Serbia's PM to discontinue negotiations with Pristina, media say

03.10.2013 u 12:33

Bionic
Reading

Serbia's Prime Minister Ivica Dacic will cease to participate in negotiations with Pristina because the authorities there banned his entry to Kosovo, the Belgrade daily Politika reported on its web site on Wednesday.

Politika says that Dacic will on Thursday in writing inform the High Representative of the European Union for Foreign Affairs and Security Policy, Catherine Ashton, of his decision.

Dacic told Politika that he questions the expediency of his participation in the dialogue if Pristina remains with its decision.

"If I, as a signatory to the Brussels agreement, and government officials who supported it and worked on its implementation cannot go to Kosovo and urge Serbs to go to the polls in the local election, then the expediency of my further participation in the dialogue is questionable", Dacic said. He planned to visit Kosovo but stated that Kosovo authorities had said that his visit had not been approved, Politika reports.

Prime Minister Dacic told Politika that this move by Pristina brings into question the credibility of Brussels under whose auspices the dialogue was launched and, in April, an agreement reached on the normalisation of relations between Belgrade and Pristina, of which the local election in Kosovo is just one part.

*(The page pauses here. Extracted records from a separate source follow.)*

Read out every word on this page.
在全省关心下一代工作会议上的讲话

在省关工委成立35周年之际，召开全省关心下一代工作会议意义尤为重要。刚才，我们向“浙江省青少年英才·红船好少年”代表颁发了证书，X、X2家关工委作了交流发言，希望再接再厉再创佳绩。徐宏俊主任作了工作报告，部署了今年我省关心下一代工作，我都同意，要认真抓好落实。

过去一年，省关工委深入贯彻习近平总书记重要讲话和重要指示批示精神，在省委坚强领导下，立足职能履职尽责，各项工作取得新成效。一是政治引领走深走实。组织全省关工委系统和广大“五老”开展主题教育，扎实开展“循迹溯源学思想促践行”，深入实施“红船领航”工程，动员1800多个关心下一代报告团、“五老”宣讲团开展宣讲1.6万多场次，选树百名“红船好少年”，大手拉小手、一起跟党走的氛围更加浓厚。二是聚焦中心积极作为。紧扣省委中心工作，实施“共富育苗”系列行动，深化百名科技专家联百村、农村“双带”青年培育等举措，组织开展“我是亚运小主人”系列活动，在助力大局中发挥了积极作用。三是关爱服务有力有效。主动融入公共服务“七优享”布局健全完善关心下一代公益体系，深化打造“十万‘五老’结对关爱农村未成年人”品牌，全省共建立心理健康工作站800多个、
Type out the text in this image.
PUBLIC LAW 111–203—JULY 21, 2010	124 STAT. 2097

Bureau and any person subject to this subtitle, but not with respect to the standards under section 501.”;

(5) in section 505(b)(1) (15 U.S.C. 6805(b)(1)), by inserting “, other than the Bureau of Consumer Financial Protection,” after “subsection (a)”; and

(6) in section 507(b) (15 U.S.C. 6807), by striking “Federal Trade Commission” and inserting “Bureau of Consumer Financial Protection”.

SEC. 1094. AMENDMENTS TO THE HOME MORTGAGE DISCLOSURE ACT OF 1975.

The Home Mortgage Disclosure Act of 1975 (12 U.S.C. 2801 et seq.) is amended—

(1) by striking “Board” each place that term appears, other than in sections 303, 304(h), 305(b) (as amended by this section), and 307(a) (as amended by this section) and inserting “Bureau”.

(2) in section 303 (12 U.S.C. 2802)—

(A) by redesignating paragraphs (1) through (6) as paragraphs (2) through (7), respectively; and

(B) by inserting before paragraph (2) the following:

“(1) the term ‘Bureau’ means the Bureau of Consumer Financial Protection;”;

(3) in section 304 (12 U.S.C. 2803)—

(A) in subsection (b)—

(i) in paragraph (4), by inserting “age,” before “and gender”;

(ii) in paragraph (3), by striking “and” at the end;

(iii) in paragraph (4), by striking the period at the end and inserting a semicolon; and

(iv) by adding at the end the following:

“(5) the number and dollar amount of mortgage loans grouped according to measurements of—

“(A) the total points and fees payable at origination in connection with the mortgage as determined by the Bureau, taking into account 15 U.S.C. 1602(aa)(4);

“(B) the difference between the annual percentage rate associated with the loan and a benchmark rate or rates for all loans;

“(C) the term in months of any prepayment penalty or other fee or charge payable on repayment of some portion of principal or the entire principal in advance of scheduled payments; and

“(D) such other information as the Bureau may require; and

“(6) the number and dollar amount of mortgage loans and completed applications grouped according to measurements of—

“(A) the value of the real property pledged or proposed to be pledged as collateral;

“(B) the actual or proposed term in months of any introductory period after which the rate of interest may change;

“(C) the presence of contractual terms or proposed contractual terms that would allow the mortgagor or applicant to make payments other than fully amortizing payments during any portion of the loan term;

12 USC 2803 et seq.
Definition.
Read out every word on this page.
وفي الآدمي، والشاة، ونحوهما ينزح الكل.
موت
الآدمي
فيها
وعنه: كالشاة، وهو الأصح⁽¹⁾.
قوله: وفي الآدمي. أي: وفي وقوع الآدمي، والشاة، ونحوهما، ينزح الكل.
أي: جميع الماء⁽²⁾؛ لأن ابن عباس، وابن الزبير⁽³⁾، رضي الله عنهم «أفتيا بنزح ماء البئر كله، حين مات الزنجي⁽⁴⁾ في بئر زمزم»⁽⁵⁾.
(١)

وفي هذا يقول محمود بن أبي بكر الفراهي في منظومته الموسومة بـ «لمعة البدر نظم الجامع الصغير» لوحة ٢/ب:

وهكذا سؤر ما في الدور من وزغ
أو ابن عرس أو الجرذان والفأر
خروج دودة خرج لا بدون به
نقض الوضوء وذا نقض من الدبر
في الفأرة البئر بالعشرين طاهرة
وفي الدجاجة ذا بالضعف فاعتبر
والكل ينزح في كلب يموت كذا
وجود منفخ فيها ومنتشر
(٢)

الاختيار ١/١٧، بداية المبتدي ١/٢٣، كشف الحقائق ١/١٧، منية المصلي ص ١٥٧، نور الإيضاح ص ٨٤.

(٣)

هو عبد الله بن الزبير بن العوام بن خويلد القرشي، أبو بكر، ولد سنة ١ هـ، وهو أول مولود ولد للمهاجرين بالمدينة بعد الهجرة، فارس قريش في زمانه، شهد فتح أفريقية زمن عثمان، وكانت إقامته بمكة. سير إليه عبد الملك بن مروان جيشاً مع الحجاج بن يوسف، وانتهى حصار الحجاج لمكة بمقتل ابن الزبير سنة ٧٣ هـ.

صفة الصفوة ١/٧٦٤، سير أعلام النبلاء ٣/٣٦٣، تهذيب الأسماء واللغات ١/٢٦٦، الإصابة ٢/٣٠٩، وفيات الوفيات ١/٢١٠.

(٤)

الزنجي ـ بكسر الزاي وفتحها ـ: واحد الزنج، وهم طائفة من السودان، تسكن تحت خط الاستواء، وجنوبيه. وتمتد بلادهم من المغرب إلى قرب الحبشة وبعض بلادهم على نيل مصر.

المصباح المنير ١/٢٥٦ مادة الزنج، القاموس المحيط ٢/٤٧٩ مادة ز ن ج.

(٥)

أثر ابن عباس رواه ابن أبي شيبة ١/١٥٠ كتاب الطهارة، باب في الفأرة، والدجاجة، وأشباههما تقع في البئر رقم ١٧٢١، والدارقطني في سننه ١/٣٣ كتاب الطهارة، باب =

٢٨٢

A B92 television correspondent from Pristina reported that the Kosovo government had refused to approve a visit by Dacic scheduled for Friday to a town in southern Kosovo with a majority ethnic Serb population.

Dacic had planned to attend the launching of an election campaign ahead of the November 3 election. According to B92, Dacic was to be accompanied by his minister responsible for Kosovo, Aleksandar Vulin, in an effort to try and motivate ethnic Serbs to go to the polls.

Deputy Kosovo Prime Minister Hajredin Kuqi said that as of Thursday, when the election campaign is to be launched and continue on until November 1, not one Serb official would be allowed to visit Kosovo.

B92 was told by officials in Serbia on Wednesday that the decision by Pristina was a brutal breach of the Brussels agreement and that the government would advise Ashton that the negotiations will be discontinued.

Kosovo President Atifete Jahjaga called local elections in Kosovo for November 3, which is yet another commitment specified in the EU-brokered agreement between Belgrade and Pristina, reached in Brussels on April 19.